Laissé pour mort sur l'Everest

 

"Le 10 mai 1996, une terrible tempête de neige emportait neuf personnes dans la "zone de la mort" de l'Everest. Le lendemain, l'une d'elles s'est vu offrir une seconde chance. je me rappelle vaguement avoir quitté la vie le 10 mai, anesthésié par le froid et basculant sans le savoir dans le néant. Mais le 11 en fin d'après-midi, alors que le soleil descendait vers l'horizon, je suis revenu d'entre les morts et ai ouvert les yeux. Ce mystère, qui confine au miracle, je ne me l'explique toujours pas."

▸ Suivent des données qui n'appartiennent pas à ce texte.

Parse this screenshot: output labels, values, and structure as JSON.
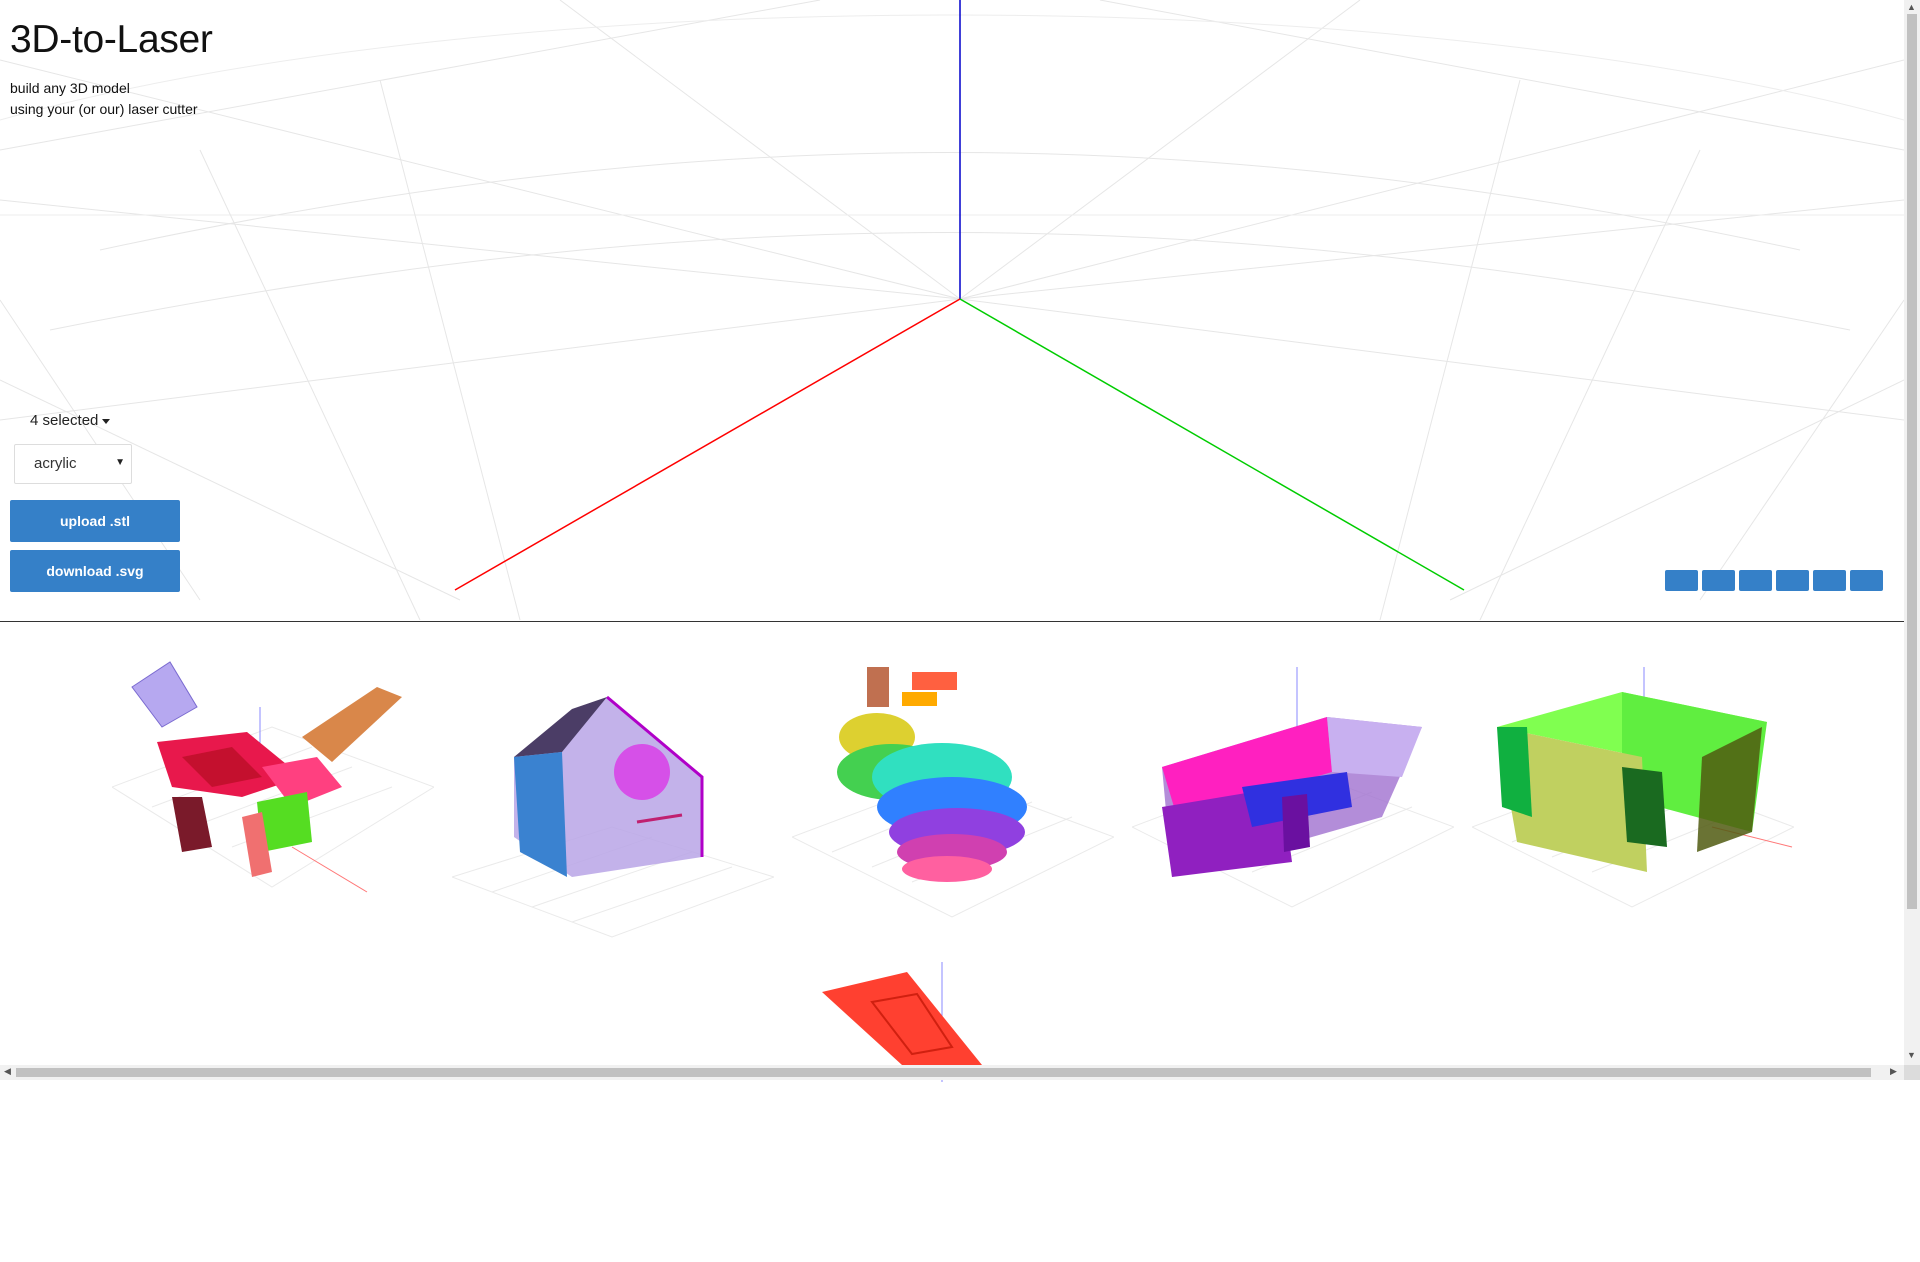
{
  "app": {
    "title": "3D-to-Laser",
    "tagline_1": "build any 3D model",
    "tagline_2": "using your (or our) laser cutter"
  },
  "controls": {
    "selected_label": "4 selected",
    "material_value": "acrylic",
    "upload_label": "upload .stl",
    "download_label": "download .svg"
  },
  "view_buttons": [
    "view-1",
    "view-2",
    "view-3",
    "view-4",
    "view-5",
    "view-6"
  ],
  "colors": {
    "accent": "#3580c8",
    "axis_x": "#ff0000",
    "axis_y": "#00cc00",
    "axis_z": "#0000cc"
  },
  "gallery": {
    "thumbnails": [
      "robot-arm-model",
      "birdhouse-model",
      "bunny-model",
      "boat-model",
      "box-model",
      "flat-plate-model"
    ]
  }
}
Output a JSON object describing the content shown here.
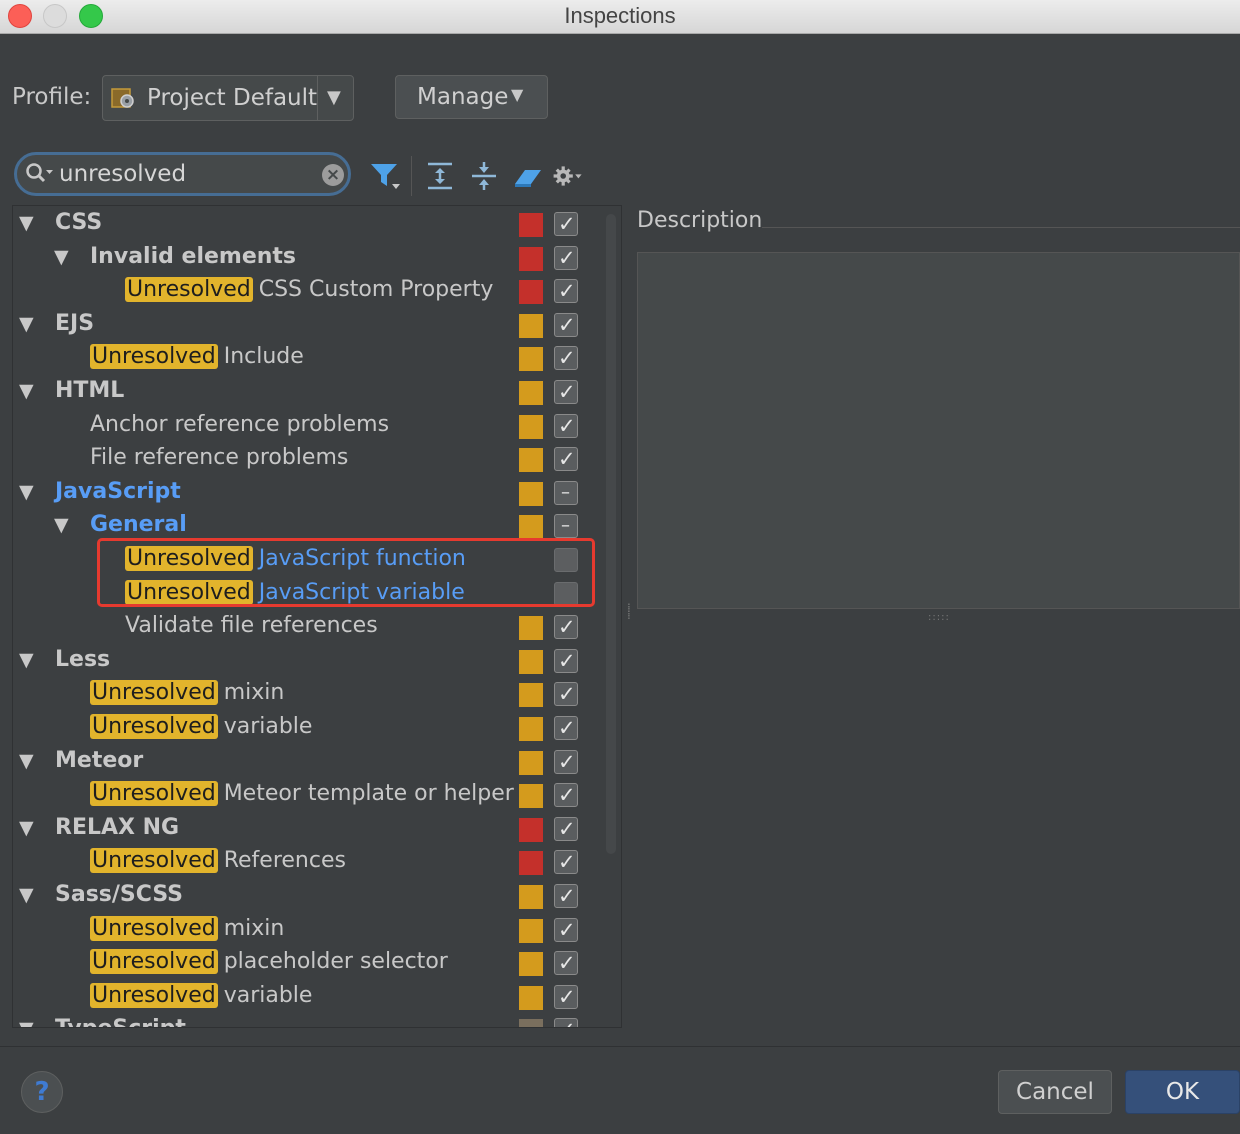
{
  "window": {
    "title": "Inspections"
  },
  "profile": {
    "label": "Profile:",
    "value": "Project Default",
    "manage_label": "Manage"
  },
  "search": {
    "value": "unresolved",
    "highlight": "Unresolved"
  },
  "description": {
    "label": "Description"
  },
  "colors": {
    "error": "#c4302b",
    "warning": "#d49b1d",
    "highlight": "#e2b42c",
    "selected_text": "#589df6"
  },
  "tree": [
    {
      "level": 0,
      "expand": true,
      "label": "CSS",
      "bold": true,
      "severity": "error",
      "check": "on"
    },
    {
      "level": 1,
      "expand": true,
      "label": "Invalid elements",
      "bold": true,
      "severity": "error",
      "check": "on"
    },
    {
      "level": 2,
      "hl": true,
      "label": "CSS Custom Property",
      "severity": "error",
      "check": "on"
    },
    {
      "level": 0,
      "expand": true,
      "label": "EJS",
      "bold": true,
      "severity": "warning",
      "check": "on"
    },
    {
      "level": 1,
      "hl": true,
      "label": "Include",
      "severity": "warning",
      "check": "on"
    },
    {
      "level": 0,
      "expand": true,
      "label": "HTML",
      "bold": true,
      "severity": "warning",
      "check": "on"
    },
    {
      "level": 1,
      "label": "Anchor reference problems",
      "severity": "warning",
      "check": "on"
    },
    {
      "level": 1,
      "label": "File reference problems",
      "severity": "warning",
      "check": "on"
    },
    {
      "level": 0,
      "expand": true,
      "label": "JavaScript",
      "bold": true,
      "blue": true,
      "severity": "warning",
      "check": "partial"
    },
    {
      "level": 1,
      "expand": true,
      "label": "General",
      "bold": true,
      "blue": true,
      "severity": "warning",
      "check": "partial"
    },
    {
      "level": 2,
      "hl": true,
      "label": "JavaScript function",
      "blue": true,
      "severity": "none",
      "check": "off"
    },
    {
      "level": 2,
      "hl": true,
      "label": "JavaScript variable",
      "blue": true,
      "severity": "none",
      "check": "off"
    },
    {
      "level": 2,
      "label": "Validate file references",
      "severity": "warning",
      "check": "on"
    },
    {
      "level": 0,
      "expand": true,
      "label": "Less",
      "bold": true,
      "severity": "warning",
      "check": "on"
    },
    {
      "level": 1,
      "hl": true,
      "label": "mixin",
      "severity": "warning",
      "check": "on"
    },
    {
      "level": 1,
      "hl": true,
      "label": "variable",
      "severity": "warning",
      "check": "on"
    },
    {
      "level": 0,
      "expand": true,
      "label": "Meteor",
      "bold": true,
      "severity": "warning",
      "check": "on"
    },
    {
      "level": 1,
      "hl": true,
      "label": "Meteor template or helper",
      "severity": "warning",
      "check": "on"
    },
    {
      "level": 0,
      "expand": true,
      "label": "RELAX NG",
      "bold": true,
      "severity": "error",
      "check": "on"
    },
    {
      "level": 1,
      "hl": true,
      "label": "References",
      "severity": "error",
      "check": "on"
    },
    {
      "level": 0,
      "expand": true,
      "label": "Sass/SCSS",
      "bold": true,
      "severity": "warning",
      "check": "on"
    },
    {
      "level": 1,
      "hl": true,
      "label": "mixin",
      "severity": "warning",
      "check": "on"
    },
    {
      "level": 1,
      "hl": true,
      "label": "placeholder selector",
      "severity": "warning",
      "check": "on"
    },
    {
      "level": 1,
      "hl": true,
      "label": "variable",
      "severity": "warning",
      "check": "on"
    },
    {
      "level": 0,
      "expand": true,
      "label": "TypeScript",
      "bold": true,
      "severity": "gray",
      "check": "on"
    }
  ],
  "buttons": {
    "cancel": "Cancel",
    "ok": "OK",
    "help": "?"
  }
}
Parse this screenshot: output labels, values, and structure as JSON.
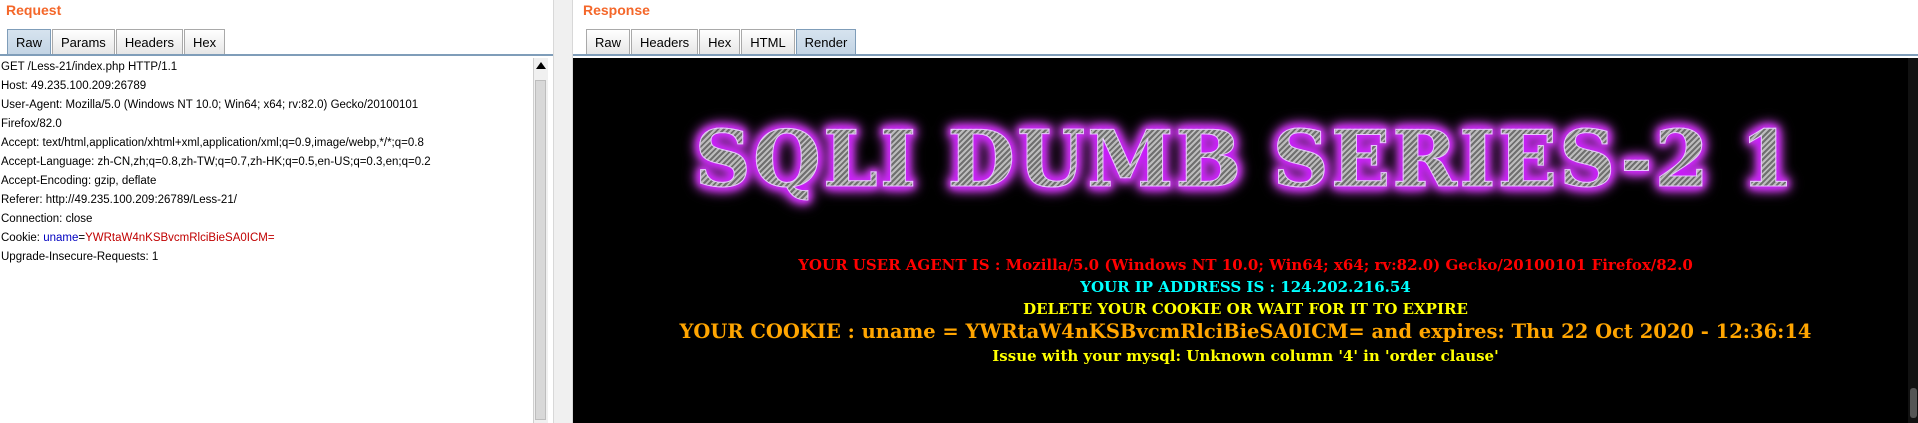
{
  "request": {
    "title": "Request",
    "tabs": [
      "Raw",
      "Params",
      "Headers",
      "Hex"
    ],
    "active_tab": "Raw",
    "lines": [
      "GET /Less-21/index.php HTTP/1.1",
      "Host: 49.235.100.209:26789",
      "User-Agent: Mozilla/5.0 (Windows NT 10.0; Win64; x64; rv:82.0) Gecko/20100101",
      "Firefox/82.0",
      "Accept: text/html,application/xhtml+xml,application/xml;q=0.9,image/webp,*/*;q=0.8",
      "Accept-Language: zh-CN,zh;q=0.8,zh-TW;q=0.7,zh-HK;q=0.5,en-US;q=0.3,en;q=0.2",
      "Accept-Encoding: gzip, deflate",
      "Referer: http://49.235.100.209:26789/Less-21/",
      "Connection: close"
    ],
    "cookie": {
      "prefix": "Cookie: ",
      "name": "uname",
      "eq": "=",
      "value": "YWRtaW4nKSBvcmRlciBieSA0ICM="
    },
    "last_line": "Upgrade-Insecure-Requests: 1"
  },
  "response": {
    "title": "Response",
    "tabs": [
      "Raw",
      "Headers",
      "Hex",
      "HTML",
      "Render"
    ],
    "active_tab": "Render",
    "render": {
      "banner": "SQLI DUMB SERIES-2 1",
      "user_agent_line": "YOUR USER AGENT IS : Mozilla/5.0 (Windows NT 10.0; Win64; x64; rv:82.0) Gecko/20100101 Firefox/82.0",
      "ip_line": "YOUR IP ADDRESS IS : 124.202.216.54",
      "delete_line": "DELETE YOUR COOKIE OR WAIT FOR IT TO EXPIRE",
      "cookie_line": "YOUR COOKIE : uname = YWRtaW4nKSBvcmRlciBieSA0ICM= and expires: Thu 22 Oct 2020 - 12:36:14",
      "error_line": "Issue with your mysql: Unknown column '4' in 'order clause'"
    }
  },
  "colors": {
    "pane_title": "#f4672a",
    "cookie_name": "#0000c0",
    "cookie_value": "#c00000",
    "ua": "#ff0000",
    "ip": "#00ffff",
    "delete": "#ffff00",
    "cookie_line": "#ffa500",
    "banner_glow": "#d020ff"
  }
}
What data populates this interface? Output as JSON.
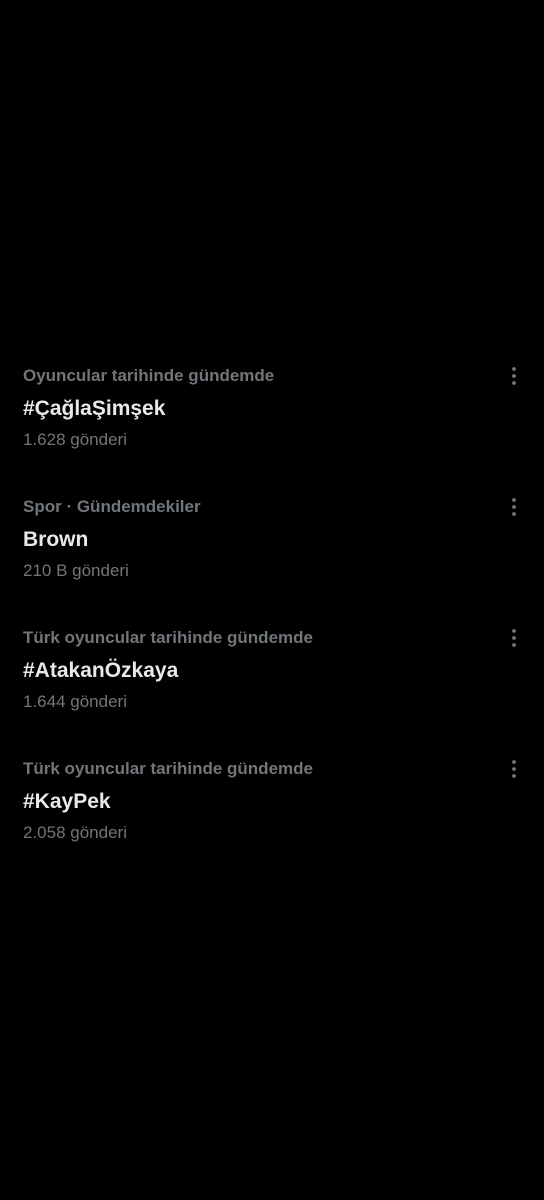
{
  "trends": [
    {
      "context": "Oyuncular tarihinde gündemde",
      "title": "#ÇağlaŞimşek",
      "count": "1.628 gönderi",
      "more_icon": "more-vertical-icon"
    },
    {
      "context": "Spor · Gündemdekiler",
      "title": "Brown",
      "count": "210 B gönderi",
      "more_icon": "more-vertical-icon"
    },
    {
      "context": "Türk oyuncular tarihinde gündemde",
      "title": "#AtakanÖzkaya",
      "count": "1.644 gönderi",
      "more_icon": "more-vertical-icon"
    },
    {
      "context": "Türk oyuncular tarihinde gündemde",
      "title": "#KayPek",
      "count": "2.058 gönderi",
      "more_icon": "more-vertical-icon"
    }
  ],
  "colors": {
    "background": "#000000",
    "primary_text": "#e7e9ea",
    "secondary_text": "#71767b"
  }
}
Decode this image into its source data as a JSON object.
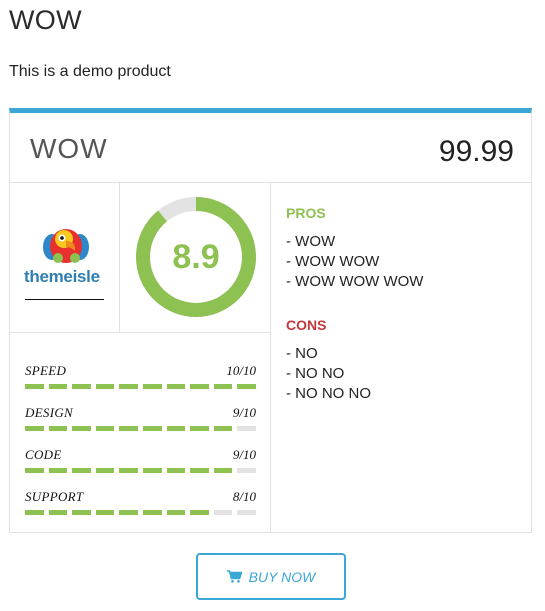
{
  "page": {
    "title": "WOW",
    "description": "This is a demo product"
  },
  "review": {
    "product_name": "WOW",
    "price": "99.99",
    "score": "8.9",
    "score_fraction": 0.89,
    "logo_text": "themeisle",
    "ratings": [
      {
        "label": "SPEED",
        "score": "10/10",
        "value": 10,
        "max": 10
      },
      {
        "label": "DESIGN",
        "score": "9/10",
        "value": 9,
        "max": 10
      },
      {
        "label": "CODE",
        "score": "9/10",
        "value": 9,
        "max": 10
      },
      {
        "label": "SUPPORT",
        "score": "8/10",
        "value": 8,
        "max": 10
      }
    ],
    "pros_heading": "PROS",
    "pros": [
      "- WOW",
      "- WOW WOW",
      "- WOW WOW WOW"
    ],
    "cons_heading": "CONS",
    "cons": [
      "- NO",
      "- NO NO",
      "- NO NO NO"
    ]
  },
  "buy_button": {
    "label": "BUY NOW",
    "icon": "cart-icon"
  },
  "colors": {
    "accent_blue": "#3ba7d6",
    "score_green": "#8dc152",
    "cons_red": "#c0393b",
    "track_gray": "#e3e3e3"
  }
}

Toute la première partie de l 'ouvrage relate l'expédition à laquelle participe Beck Weathers, cet anatomopathologiste dont le rêve est de faire partie de l'élite des alpinistes qui a conquis les 7 plus hauts sommets du monde dont le mythique Everest. L'intérêt réside moins dans la relation de l'ascension, que dans la description des difficultés et des grains de sable qui vont petit à petit conduire au désastre de ces hommes et femmes pourtant sur-entraînés. (Le détail minutieux de l'ascension a été écrit par Jon Krakauer "Tragédie à l'Everest" paru en 1998 et un film récent de 2015 "Everest" relate également les péripéties de cette tragique ascension)
Toutefois c'est la deuxième partie de cet ouvrage qui apporte un point de vue nouveau et peut intéresser même ceux que l'alpinisme ne passionnent pas. Beck en effet essaie d'expliquer avec une certaine franchise et auto-dérision comment il est "tombé dans l'alpinisme" à la suite d'une grave dépression et comment cette "addiction" a menacé son couple au point que la rupture était presque consommée lorsqu'il est parti pour l'Everest. Il faut lire effectivement le programme d'entraînement que s'imposait Beck qui ne laissait pas beaucoup de place à la famille et aux relations sociales. Son obstination à faire tous les grands sommets, son admiration pour les grands alpinistes himmalayens dont Rob Hall. Ce dernier va d'ailleurs l'entraîner sur l'Everest dans une expédition dont il est l'un des guides, il  y trouvera la mort n'ayant pas voulu laisser un  client seul dans la tempête. La solidarité des alpinistes est fort bien racontée notamment avec le récit d'un alpiniste russe qui aura la force et le courage surhumain de remonter du camp IV dans la tempête trois fois et qui sauvera ainsi plusieurs personnes ou ce pilote d'hélicoptère qui ira rechercher Beck à la limite de l'altitude que pouvait atteindre son engin.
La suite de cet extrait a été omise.